Mother’s Day (2016)

mothers-dayI’ll admit I wish I’d known more about filmmaker Nico Raineau sooner, as he’s managed to deliver some really interesting short films lately. “Mother’s Day” is a complete departure from the bone crunching action drama of “Brix and the Bitch” and it’s a fine drama comedy that I wanted more from. And you know you’re watching a great short film when you could have sat through two hours of the characters barely noticing the time pass. Lauren Schacher (who co-writes with Raineau) plays Mara, a young clubber who awakens in the house of the man she spent the night with one morning.

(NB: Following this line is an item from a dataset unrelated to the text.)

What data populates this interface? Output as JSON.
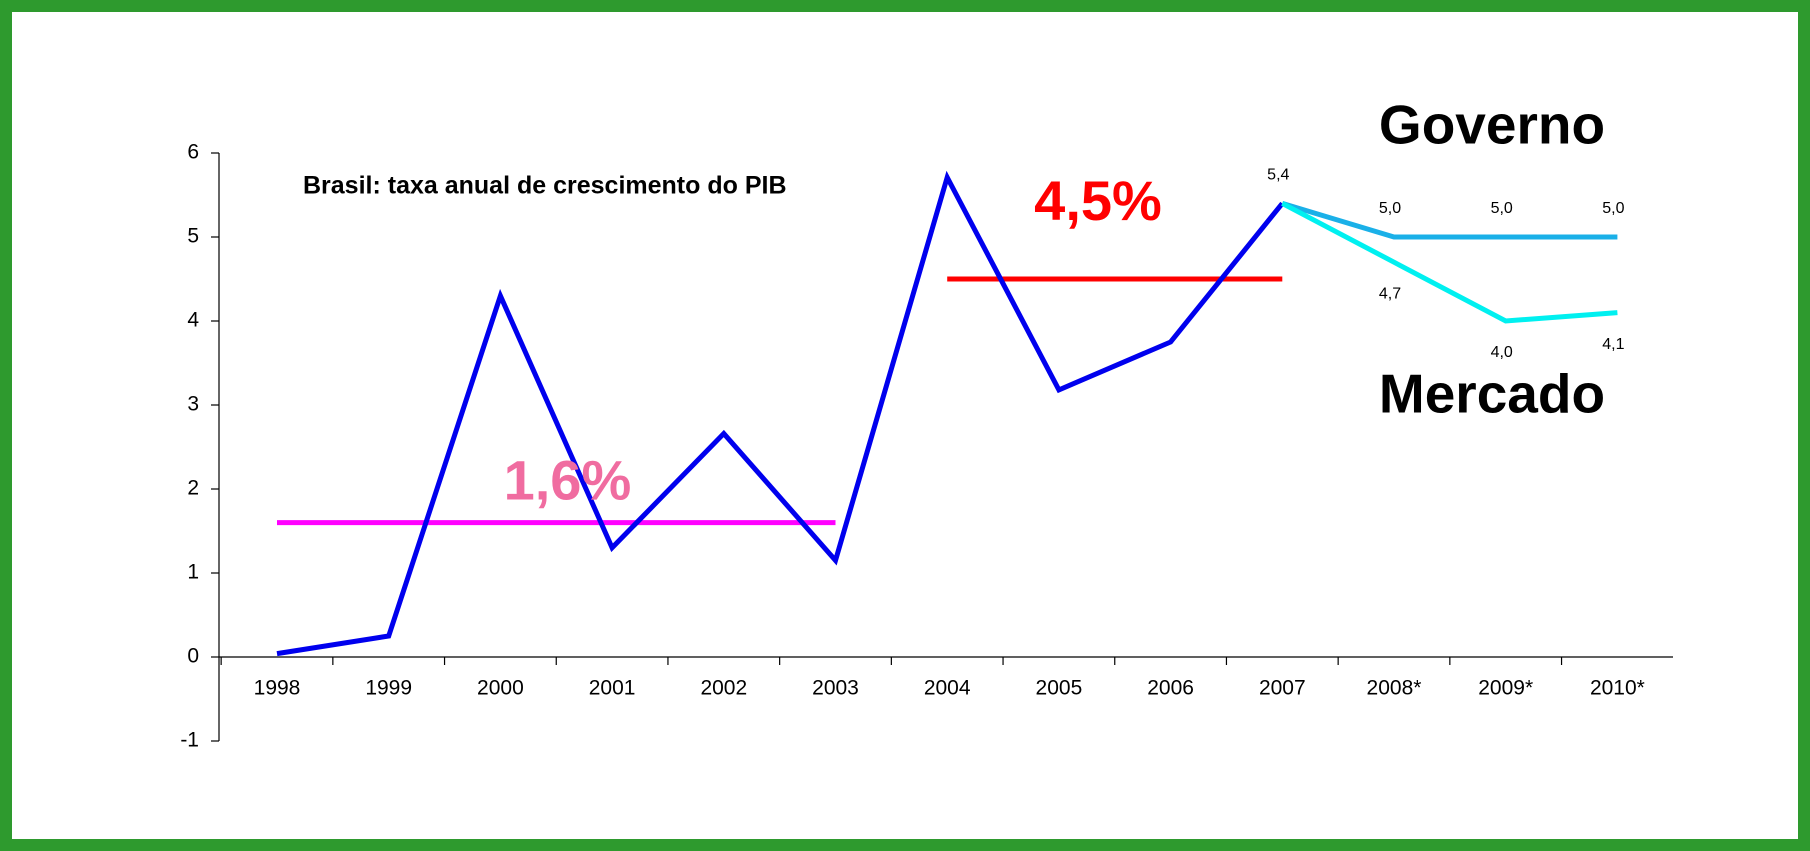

The man she was with is happy to leave and be on his way leaving her behind in his apartment. As Mara prepares to leave for work, she meets young Brandon who is sitting by the door waiting for his dad. Unprepared and incapable of leaving him alone, she takes Brandon along with her for the day, looking for his dad and finding the circumstances of his life somewhat sad. Forced to go to work as a cleaning lady, Mara soon finds the appeal of a steady life of being a mother when she is forced to chase after the precocious Brandon as well as her client’s young daughter Violet. Raineau thankfully avoids a lot of clichés and side steps pit falls that could have turned “Mother’s Day” in to a trite drama comedy.

The performances all around are absolutely excellent and very natural, with stars Schacher and Robert Carbo presenting a fantastic chemistry with one another. Raineau depicts the stability of family life as a charming circumstance, while Mara slowly grows and begins to see what the other side of the fence is like. She’s already been the party girl, now whether she likes it or not, she’s experiencing what being a mom and looking after someone but herself is like. “Mother’s Day” is a remarkable drama comedy that packs one heck of a great plot twist. I thought I had this film pegged from the outset, but Raineau twists conventions and hands audiences something very outside the box and compelling.